Lassù se ne sta la collina
salda e fiera sopra il suo torrente,
tra le fenditure nere cornacchie
giocano ancora con i suoi tesori.
Perché "Scaglie di granito"
Salire in alto è una metafora fondamentale della vita, è la ricerca del piano superiore, di quella prospettiva spirituale che dà un senso ai valori.
La montagna rappresenta quindi questa volontà di andare verso il cielo, di sollevare lo spirito al di sopra delle miserie umane.

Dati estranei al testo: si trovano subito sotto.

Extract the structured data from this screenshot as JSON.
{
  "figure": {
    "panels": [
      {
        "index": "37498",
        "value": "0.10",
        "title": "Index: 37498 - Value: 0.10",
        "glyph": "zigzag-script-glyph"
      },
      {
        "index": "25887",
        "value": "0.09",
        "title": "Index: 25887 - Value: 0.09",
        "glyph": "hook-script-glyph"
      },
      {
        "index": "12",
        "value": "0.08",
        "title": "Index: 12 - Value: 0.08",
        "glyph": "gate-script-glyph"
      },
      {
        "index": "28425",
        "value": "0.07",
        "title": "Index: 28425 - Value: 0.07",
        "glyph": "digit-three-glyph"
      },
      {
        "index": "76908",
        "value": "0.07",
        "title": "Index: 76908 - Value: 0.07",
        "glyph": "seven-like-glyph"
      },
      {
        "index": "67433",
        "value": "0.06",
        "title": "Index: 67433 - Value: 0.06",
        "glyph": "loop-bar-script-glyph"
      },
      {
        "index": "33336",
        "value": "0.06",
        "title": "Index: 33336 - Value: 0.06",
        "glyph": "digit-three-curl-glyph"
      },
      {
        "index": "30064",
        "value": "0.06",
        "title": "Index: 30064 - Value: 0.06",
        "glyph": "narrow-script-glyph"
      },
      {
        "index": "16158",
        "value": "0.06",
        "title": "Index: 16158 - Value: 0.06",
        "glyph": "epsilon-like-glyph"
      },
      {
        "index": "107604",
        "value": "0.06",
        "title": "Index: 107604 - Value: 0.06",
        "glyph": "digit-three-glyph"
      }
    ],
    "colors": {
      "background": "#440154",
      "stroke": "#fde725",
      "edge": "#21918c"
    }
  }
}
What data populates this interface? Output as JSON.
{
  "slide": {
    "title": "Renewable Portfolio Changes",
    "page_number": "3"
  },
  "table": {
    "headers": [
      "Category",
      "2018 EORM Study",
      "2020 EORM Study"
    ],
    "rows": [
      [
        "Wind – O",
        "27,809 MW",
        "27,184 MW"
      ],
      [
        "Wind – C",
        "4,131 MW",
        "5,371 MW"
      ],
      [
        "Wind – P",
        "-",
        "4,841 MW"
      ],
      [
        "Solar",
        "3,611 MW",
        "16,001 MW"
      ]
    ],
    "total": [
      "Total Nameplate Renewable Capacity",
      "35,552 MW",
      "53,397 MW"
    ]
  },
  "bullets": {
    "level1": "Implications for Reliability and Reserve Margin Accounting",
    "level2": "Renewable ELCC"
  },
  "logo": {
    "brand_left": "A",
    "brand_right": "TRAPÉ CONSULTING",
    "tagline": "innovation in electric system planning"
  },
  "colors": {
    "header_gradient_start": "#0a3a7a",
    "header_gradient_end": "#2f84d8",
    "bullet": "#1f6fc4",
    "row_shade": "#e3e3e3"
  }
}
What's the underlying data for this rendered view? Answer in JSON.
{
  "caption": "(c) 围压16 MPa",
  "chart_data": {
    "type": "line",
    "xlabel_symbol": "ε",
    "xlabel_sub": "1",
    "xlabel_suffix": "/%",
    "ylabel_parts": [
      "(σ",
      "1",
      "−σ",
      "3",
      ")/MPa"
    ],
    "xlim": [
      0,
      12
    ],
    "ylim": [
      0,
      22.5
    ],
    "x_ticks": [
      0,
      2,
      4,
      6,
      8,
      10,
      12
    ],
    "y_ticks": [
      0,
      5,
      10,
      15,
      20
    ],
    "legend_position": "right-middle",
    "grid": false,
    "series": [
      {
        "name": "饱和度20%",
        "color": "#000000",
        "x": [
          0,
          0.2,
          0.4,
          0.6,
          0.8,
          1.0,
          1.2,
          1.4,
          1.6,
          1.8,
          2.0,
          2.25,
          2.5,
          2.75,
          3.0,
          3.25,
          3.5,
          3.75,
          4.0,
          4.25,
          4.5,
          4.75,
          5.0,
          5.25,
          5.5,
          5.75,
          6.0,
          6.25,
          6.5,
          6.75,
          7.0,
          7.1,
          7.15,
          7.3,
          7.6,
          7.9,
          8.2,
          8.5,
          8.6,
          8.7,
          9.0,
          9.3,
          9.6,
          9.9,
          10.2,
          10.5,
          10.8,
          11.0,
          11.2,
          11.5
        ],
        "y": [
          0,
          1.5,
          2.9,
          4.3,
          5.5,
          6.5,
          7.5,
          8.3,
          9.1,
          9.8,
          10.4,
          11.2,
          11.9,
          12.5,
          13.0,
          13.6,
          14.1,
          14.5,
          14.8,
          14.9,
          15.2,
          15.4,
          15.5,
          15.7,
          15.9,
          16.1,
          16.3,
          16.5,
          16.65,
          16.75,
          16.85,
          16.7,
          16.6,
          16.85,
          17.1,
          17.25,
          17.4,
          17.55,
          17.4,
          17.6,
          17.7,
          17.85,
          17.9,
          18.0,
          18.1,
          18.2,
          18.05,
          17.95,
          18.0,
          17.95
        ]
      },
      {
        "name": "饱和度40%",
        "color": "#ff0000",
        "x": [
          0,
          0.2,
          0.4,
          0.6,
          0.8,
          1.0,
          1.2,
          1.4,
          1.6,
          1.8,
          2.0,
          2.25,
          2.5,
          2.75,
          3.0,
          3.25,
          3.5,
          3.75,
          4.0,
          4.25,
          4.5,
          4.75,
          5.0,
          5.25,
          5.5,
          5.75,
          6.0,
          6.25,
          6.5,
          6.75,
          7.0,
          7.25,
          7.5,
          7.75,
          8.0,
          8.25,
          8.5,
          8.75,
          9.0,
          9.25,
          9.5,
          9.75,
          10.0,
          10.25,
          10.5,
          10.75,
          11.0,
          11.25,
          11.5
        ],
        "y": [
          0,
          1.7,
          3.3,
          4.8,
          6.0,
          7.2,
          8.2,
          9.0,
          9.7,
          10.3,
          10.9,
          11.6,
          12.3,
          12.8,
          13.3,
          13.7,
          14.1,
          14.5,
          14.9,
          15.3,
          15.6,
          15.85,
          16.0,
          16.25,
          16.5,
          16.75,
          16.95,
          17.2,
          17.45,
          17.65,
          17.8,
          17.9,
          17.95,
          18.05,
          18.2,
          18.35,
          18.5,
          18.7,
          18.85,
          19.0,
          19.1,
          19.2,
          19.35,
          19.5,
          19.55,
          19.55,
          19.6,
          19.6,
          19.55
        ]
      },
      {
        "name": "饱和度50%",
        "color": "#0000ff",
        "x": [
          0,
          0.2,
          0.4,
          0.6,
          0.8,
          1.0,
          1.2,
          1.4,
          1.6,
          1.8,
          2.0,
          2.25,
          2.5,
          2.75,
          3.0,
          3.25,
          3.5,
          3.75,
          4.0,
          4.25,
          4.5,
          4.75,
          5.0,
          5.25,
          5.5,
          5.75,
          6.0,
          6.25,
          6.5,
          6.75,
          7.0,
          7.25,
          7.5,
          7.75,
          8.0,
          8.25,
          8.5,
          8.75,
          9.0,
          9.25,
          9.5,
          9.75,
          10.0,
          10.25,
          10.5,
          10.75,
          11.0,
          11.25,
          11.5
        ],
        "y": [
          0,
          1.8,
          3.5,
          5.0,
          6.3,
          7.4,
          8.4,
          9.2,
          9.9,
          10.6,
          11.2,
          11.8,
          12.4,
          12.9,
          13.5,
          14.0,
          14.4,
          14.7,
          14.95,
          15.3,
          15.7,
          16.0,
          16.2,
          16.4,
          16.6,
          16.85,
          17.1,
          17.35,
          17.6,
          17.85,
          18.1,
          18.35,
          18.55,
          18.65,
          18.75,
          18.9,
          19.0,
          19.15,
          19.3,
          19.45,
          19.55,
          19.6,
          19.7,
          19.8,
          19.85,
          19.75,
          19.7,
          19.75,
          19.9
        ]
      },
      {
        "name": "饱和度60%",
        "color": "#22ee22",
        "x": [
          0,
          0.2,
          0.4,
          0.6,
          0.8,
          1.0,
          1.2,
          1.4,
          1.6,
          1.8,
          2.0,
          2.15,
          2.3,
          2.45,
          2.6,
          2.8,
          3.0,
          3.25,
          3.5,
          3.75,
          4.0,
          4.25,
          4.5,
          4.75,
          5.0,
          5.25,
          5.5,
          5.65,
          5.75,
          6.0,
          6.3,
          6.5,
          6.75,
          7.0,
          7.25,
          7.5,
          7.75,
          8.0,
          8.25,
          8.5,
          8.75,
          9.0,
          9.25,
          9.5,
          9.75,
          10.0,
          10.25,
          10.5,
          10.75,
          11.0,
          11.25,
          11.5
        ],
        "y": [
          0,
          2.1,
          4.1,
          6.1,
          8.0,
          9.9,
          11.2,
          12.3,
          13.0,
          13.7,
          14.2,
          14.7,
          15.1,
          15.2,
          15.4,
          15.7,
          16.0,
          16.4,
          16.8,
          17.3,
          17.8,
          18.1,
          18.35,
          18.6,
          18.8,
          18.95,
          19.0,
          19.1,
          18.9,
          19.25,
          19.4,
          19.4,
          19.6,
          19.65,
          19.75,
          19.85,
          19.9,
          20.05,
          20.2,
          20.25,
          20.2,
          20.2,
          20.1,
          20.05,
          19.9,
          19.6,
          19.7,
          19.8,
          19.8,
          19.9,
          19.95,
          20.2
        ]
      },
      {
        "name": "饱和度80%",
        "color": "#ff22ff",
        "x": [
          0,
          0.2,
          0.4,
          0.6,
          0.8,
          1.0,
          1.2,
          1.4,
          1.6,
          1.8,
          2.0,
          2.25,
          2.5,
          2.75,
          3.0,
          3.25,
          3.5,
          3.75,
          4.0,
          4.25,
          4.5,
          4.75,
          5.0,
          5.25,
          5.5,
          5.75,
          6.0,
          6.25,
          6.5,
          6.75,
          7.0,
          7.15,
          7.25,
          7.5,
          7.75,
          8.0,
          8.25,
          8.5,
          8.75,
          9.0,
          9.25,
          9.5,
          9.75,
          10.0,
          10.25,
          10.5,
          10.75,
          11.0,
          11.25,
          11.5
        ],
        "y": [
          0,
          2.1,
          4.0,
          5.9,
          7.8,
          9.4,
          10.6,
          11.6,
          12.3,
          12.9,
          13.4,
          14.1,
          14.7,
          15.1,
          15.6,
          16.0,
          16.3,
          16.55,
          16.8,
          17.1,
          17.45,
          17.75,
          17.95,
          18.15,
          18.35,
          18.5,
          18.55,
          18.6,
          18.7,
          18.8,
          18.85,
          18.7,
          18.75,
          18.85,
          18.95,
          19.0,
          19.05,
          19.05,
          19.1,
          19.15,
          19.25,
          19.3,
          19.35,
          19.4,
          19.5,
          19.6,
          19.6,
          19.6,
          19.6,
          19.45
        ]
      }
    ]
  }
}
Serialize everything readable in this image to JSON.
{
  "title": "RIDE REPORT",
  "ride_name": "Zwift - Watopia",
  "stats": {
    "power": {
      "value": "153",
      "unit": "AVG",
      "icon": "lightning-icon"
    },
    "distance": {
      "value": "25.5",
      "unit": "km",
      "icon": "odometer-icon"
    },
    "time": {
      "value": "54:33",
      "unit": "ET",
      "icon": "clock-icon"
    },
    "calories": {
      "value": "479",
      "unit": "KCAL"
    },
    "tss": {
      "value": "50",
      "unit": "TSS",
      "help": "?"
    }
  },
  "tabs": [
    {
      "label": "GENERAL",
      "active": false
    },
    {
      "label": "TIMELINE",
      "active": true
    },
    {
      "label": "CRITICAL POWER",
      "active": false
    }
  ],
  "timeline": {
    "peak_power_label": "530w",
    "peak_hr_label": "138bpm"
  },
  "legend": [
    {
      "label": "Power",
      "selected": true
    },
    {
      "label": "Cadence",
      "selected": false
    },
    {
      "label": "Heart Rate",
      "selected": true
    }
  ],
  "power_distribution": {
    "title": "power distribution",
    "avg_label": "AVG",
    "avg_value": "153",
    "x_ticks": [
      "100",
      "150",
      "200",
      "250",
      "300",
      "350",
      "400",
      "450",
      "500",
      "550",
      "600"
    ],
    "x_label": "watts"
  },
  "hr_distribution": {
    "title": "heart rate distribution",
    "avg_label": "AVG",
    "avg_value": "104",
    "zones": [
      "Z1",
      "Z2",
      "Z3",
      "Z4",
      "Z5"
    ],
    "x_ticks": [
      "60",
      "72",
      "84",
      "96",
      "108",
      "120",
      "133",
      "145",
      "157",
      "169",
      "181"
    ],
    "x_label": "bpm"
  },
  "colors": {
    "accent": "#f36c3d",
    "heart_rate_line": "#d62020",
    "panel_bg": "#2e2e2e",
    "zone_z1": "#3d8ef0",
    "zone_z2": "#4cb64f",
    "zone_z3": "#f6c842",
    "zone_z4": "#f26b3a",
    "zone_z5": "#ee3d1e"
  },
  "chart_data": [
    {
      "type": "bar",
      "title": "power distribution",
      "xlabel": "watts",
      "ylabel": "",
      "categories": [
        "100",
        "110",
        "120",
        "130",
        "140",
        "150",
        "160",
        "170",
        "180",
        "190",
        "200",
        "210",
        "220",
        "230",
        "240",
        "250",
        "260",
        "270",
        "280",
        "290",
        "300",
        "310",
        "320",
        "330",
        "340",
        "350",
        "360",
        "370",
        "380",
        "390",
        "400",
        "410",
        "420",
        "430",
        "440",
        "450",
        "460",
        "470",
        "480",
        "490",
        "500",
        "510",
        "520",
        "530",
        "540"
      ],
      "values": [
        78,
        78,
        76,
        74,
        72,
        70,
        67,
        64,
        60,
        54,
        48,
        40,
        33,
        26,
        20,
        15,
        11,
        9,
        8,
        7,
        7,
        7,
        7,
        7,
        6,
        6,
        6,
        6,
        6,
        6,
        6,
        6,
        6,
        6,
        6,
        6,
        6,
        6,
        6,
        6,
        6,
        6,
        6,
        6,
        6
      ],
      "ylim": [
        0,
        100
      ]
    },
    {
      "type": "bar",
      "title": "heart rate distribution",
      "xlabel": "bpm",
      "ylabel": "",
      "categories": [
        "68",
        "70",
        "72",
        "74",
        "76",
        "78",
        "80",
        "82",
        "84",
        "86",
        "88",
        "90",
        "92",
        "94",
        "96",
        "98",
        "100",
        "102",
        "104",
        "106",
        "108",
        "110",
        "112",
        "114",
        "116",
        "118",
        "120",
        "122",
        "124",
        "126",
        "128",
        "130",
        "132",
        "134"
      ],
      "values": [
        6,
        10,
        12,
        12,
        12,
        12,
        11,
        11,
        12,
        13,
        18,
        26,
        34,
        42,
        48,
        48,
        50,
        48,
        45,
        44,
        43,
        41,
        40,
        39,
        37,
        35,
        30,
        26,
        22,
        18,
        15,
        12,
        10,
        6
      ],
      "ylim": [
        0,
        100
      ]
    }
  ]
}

Ma conquistare le altezze non è facile, richiede sacrificio e forza di volontà. E in questo sforzo spesso luomo rimane annientato.
Scaglie di granito perché anche il solido granito si può sgretolare e anche le scaglie hanno una loro solidità.
Scaglie di granito è da considerare come il diario di un alpinista che riesce a godere e a soffrire la montagna in tutti i suoi aspetti esaltanti, misteriosi, colorati, esistenziali, religiosi, sofferenti e dolorosi.